The Trump administration has held up Venezuela as a model for regime change in other countries, including Iran, that have been in conflict with the United States.
The renewed diplomatic ties come after the United States launched a deadly military operation on January 3 on Venezuelan soil, culminating in the kidnapping of former President Nicolás Maduro and his wife Cilia Flores.
Since Maduro’s ouster, the socialist leader’s former vice president, Delcy Rodríguez, took over as interim president, with Trump’s approval.
But the Trump administration has pressured Rodríguez’s government to grant multiple concessions, including access to the country’s vast reserves of oil and other natural resources.
In response, Rodríguez has advocated for laws to open the country’s nationalized oil and mining sectors to foreign investment.
His country has also transferred approximately 80 million barrels of oil into American hands, which have then been sold by the Trump administration.
Trump and his allies have framed these developments as the beginning of a new era of civility with Venezuela, after years of tension between Caracas and Washington.
But critics point to comments Trump has made threatening Rodriguez as evidence of possible coercion.
“If he doesn’t do the right thing, he will pay a very high price, probably higher than Maduro’s,” Trump said in an interview with The Atlantic magazine, published on January 4.
In the run-up to Maduro’s kidnapping, Trump and advisers such as Stephen Miller had argued that Venezuelan oil was, in fact, US property, given the history of US oil exploration in the region and the 2007 push to expropriate property from US companies such as ExxonMobil.

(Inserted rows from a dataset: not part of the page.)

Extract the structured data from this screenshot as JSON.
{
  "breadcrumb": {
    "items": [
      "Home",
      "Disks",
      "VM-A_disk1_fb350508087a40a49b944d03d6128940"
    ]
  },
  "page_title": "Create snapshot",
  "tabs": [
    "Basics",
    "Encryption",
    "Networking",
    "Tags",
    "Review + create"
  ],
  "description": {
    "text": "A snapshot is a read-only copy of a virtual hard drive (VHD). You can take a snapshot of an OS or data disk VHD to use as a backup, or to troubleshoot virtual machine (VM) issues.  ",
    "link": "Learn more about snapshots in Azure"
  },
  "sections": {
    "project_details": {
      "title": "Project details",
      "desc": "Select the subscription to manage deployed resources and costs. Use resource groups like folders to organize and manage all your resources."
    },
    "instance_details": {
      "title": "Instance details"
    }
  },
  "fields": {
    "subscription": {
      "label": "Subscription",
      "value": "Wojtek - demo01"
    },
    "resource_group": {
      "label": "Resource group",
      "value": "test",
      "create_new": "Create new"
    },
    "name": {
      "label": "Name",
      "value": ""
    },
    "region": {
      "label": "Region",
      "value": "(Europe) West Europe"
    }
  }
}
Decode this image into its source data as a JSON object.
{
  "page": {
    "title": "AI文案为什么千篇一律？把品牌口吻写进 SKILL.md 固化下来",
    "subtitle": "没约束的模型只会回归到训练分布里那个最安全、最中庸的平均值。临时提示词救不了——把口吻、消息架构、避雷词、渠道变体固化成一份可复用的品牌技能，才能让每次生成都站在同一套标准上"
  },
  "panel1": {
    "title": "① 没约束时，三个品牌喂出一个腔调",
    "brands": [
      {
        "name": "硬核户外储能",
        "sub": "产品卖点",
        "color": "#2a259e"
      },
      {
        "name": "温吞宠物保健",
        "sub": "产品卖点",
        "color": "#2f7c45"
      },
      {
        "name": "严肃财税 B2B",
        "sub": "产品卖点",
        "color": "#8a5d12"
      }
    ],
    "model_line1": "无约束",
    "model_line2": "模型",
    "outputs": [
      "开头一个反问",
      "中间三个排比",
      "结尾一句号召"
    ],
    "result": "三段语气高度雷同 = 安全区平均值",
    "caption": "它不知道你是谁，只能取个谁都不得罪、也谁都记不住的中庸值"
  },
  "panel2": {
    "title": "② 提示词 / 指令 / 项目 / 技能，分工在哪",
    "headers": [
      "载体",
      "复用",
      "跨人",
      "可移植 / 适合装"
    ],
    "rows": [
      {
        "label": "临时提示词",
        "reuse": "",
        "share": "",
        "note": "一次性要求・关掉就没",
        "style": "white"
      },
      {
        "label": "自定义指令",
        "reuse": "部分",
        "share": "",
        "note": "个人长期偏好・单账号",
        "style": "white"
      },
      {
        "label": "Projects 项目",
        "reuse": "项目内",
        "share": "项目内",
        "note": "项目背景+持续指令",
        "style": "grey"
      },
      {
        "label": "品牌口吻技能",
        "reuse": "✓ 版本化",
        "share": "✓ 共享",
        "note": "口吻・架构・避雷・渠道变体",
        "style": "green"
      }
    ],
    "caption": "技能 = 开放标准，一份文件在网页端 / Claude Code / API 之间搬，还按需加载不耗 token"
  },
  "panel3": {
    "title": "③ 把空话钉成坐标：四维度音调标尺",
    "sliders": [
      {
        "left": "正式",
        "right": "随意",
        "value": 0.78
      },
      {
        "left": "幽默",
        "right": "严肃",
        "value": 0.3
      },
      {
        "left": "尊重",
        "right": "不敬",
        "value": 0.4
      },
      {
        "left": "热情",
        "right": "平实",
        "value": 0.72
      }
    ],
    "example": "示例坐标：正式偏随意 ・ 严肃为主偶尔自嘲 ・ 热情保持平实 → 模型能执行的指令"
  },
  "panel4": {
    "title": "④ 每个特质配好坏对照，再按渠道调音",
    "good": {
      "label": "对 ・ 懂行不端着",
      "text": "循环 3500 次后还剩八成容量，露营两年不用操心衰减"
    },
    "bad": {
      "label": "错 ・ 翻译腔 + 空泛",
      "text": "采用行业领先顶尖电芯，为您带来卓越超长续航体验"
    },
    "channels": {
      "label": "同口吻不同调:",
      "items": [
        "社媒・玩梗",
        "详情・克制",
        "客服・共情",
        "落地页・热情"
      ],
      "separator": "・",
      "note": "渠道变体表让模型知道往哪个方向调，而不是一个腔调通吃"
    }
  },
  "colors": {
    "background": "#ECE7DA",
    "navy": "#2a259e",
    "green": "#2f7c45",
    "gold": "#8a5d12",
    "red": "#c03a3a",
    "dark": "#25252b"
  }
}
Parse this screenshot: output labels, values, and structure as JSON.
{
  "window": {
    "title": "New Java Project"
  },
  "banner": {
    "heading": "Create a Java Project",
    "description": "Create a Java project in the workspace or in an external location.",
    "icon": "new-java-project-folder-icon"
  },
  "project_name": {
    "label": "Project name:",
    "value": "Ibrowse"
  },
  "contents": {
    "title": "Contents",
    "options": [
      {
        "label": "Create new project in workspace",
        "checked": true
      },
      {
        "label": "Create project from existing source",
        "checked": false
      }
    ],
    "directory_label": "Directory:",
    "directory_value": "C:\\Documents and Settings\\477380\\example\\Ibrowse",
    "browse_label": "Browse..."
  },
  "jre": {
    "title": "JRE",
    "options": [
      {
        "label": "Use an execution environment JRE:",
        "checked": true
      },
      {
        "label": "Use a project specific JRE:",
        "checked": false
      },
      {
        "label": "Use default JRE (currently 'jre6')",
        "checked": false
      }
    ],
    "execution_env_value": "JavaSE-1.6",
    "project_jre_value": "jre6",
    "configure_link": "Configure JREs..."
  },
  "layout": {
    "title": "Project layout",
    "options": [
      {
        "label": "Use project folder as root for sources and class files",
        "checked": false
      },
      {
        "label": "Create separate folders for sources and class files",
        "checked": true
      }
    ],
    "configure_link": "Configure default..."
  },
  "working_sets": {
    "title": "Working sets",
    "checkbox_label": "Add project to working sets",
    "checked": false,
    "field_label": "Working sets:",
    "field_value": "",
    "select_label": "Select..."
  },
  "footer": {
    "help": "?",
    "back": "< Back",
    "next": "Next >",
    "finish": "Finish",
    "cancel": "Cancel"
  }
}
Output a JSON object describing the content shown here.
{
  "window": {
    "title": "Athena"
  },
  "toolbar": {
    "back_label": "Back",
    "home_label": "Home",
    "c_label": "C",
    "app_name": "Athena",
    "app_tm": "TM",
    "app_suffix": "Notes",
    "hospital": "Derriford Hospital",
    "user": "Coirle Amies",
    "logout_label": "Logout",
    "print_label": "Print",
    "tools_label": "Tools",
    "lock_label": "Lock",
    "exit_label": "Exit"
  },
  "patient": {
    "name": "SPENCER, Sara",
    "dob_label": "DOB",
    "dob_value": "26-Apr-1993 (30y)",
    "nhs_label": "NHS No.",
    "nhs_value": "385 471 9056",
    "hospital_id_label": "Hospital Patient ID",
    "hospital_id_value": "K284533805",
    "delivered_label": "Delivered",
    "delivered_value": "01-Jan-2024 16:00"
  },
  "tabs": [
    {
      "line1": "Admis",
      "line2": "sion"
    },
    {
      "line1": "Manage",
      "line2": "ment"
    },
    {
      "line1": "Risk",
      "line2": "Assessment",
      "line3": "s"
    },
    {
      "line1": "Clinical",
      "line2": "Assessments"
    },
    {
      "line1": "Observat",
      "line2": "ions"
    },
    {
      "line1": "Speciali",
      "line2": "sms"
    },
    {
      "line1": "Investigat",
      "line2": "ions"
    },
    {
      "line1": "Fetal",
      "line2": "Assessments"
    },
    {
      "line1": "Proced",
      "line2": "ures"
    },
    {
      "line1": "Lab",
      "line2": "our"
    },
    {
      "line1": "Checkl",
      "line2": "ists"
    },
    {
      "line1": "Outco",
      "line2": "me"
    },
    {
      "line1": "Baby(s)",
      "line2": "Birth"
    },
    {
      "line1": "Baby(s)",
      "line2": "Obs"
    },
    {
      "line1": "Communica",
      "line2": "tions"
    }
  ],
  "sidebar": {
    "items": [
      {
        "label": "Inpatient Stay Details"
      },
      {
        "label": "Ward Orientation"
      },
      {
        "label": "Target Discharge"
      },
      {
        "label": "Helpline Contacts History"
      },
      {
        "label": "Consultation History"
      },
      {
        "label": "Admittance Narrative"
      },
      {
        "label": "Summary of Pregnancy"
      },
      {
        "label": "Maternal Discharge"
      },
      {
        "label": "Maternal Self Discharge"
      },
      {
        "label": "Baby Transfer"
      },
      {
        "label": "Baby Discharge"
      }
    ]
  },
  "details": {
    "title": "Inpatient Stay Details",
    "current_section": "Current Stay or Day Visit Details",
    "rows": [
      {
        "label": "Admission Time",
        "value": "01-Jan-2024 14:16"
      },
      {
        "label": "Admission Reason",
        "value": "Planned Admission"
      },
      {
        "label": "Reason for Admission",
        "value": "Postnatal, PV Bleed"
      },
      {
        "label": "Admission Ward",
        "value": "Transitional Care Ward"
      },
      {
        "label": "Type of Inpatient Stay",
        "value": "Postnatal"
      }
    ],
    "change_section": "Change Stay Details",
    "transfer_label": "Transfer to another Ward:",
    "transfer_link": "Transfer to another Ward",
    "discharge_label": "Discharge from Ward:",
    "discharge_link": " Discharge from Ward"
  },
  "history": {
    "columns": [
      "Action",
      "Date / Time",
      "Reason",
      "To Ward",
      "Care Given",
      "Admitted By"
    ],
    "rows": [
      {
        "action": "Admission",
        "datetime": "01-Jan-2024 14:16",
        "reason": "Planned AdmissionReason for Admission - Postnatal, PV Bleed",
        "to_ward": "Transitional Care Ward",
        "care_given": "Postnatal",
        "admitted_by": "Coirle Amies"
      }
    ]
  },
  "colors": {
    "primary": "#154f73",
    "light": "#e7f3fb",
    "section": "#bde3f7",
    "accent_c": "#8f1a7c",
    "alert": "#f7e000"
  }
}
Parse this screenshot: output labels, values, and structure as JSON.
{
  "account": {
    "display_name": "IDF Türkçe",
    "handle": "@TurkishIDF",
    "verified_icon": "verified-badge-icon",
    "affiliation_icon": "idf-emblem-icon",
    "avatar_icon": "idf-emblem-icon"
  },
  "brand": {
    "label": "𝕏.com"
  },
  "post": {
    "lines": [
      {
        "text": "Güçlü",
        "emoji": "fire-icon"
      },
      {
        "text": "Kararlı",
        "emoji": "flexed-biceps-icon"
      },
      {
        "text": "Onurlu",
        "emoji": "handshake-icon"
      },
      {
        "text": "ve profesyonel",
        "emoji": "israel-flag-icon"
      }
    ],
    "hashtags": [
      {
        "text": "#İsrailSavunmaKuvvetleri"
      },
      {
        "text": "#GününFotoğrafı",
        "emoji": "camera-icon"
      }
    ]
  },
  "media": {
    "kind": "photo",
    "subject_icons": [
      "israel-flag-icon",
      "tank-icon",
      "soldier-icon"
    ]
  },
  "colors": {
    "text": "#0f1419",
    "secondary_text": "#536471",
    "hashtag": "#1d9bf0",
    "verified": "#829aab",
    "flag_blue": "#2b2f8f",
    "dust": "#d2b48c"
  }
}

“The sweat, ingenuity and work of Americans created the oil industry in Venezuela,” Miller wrote last December on social media. “Their tyrannical expropriation was the largest recorded theft of American wealth and property.”
Legal experts, however, say such statements represent an elimination of Venezuelan sovereignty. International law guarantees each country “permanent sovereignty” over its own natural resources.
But the Trump administration has openly talked about controlling Venezuela’s resources “indefinitely.”
“Basically, we’re going to run it,” Trump said of Venezuela in his Jan. 3 speech.
The United States has continued to exert substantial control over Venezuela’s oil sales, even blocking its fuel trade with Cuba.
Meanwhile, proceeds from U.S.-led oil sales are deposited into a U.S.-controlled bank account, which will be split between the two countries.
Rodriguez urged Trump on Friday to ease remaining U.S. sanctions on Venezuela to open the door to better economic conditions in the country.